One survivor describes an attack on four Christian farming villages in the Ropp district, Plateau State, in which 21 people were killed. "They were trained terrorists with guns," he is quoted as saying. "They killed those who couldn’t run – the aged, the children and the blind. A pastor was their first casualty. They surrounded him. They killed him and then they rejoiced, shouting ‘Allah uAkbar’ and ‘we have got a hero’." 

Others described attacks in which people, including children, were hacked to death by machetes or shot, homes and other buildings including a hospital, looted and burned, and people kidnapped.

The report makes a wide range of recommendations for the Nigerian Government and international community including holding perpetrators to account, disarming militians, resourcing police and working with religious leaders to promote interreligious dialogue and reconciliation.

Welcoming the report, Mervyn Thomas, the CEO of religious freedom advocacy CSW, said the organisation received almost daily reports from Nigeria "detailing the most appalling violence against innocent civilians".

"[A]nd yet the governments of affected states and the federal government have failed woefully in fulfilling their responsibility to protect vulnerable villagers, to address the threat posed by these and other armed non state-actors, and to bring perpetrators of this violence to justice," he said in a statement.

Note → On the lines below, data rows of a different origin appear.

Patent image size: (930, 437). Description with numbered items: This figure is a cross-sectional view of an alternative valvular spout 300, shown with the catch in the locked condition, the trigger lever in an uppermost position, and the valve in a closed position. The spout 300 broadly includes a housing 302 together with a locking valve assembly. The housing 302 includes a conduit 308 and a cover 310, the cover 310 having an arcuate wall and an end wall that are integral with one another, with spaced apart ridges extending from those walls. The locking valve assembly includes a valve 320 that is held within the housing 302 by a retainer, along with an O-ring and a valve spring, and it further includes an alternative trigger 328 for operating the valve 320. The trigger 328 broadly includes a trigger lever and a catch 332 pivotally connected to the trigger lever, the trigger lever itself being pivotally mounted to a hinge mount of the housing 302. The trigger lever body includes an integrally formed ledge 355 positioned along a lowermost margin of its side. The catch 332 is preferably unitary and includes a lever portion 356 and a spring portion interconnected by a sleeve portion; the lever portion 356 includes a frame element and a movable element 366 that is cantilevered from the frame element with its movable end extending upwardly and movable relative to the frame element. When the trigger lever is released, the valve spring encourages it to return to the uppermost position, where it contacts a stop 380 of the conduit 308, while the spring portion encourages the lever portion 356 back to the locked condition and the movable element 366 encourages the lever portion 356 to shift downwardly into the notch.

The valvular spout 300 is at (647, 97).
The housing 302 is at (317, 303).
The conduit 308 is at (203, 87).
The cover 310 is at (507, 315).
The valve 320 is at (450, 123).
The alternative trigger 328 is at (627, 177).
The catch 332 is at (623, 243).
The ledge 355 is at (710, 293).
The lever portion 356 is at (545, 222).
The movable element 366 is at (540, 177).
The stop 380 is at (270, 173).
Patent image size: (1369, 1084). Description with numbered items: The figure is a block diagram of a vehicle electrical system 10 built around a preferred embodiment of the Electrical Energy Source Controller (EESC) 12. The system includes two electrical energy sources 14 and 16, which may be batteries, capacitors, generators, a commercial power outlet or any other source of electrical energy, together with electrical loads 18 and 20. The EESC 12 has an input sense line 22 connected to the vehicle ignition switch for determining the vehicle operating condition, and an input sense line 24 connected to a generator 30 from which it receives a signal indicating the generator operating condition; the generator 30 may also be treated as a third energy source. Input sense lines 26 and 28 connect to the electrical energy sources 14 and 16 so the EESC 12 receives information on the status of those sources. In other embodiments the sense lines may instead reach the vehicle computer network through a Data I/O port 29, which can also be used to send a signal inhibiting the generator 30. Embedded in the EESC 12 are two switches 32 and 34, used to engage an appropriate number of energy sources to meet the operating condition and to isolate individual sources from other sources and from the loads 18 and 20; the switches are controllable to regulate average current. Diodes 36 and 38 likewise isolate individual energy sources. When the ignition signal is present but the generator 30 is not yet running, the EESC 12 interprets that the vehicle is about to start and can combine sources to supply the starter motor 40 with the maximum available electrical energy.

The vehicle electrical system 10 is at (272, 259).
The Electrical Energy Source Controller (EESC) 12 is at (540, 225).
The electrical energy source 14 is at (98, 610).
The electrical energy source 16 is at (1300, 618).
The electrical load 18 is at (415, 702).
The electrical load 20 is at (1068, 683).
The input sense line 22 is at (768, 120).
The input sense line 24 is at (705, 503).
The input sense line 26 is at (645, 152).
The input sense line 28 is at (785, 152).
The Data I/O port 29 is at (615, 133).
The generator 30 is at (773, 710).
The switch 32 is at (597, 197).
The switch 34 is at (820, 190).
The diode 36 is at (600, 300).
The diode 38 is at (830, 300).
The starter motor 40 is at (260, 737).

"In addition, there has been a regrettable failure on the part of the international community to hold the Nigerian authorities to account for their negligence in addressing violence that is decimating communities, claiming thousands of lives and driving people groups from their ancestral homes. We hope that this report will serve as a wake-up call, alerting the UK government and others of the need for swift and concrete action to bring this appalling human rights crisis to an end.”

Paul Robinson, CEO of Release International, noted the violence was not just about resources.

"This report acknowledges the religious dimension to much of the violence, which can no longer be ignored," he said. "This report shows these attacks can no longer be simplistically caricatured and written off as 'herder-farmer violence'."

He cited comments from the co-chair of the group, Baroness Cox, who is quoted in the report as saying: “While the underlying causes of violence are complex, the asymmetry and escalation of attacks by well-armed Fulani militia upon these predominately Christian communities are stark and must be acknowledged. Such atrocities cannot be attributed just to desertification, climate change or competition for resources, as [the UK] Government have claimed.”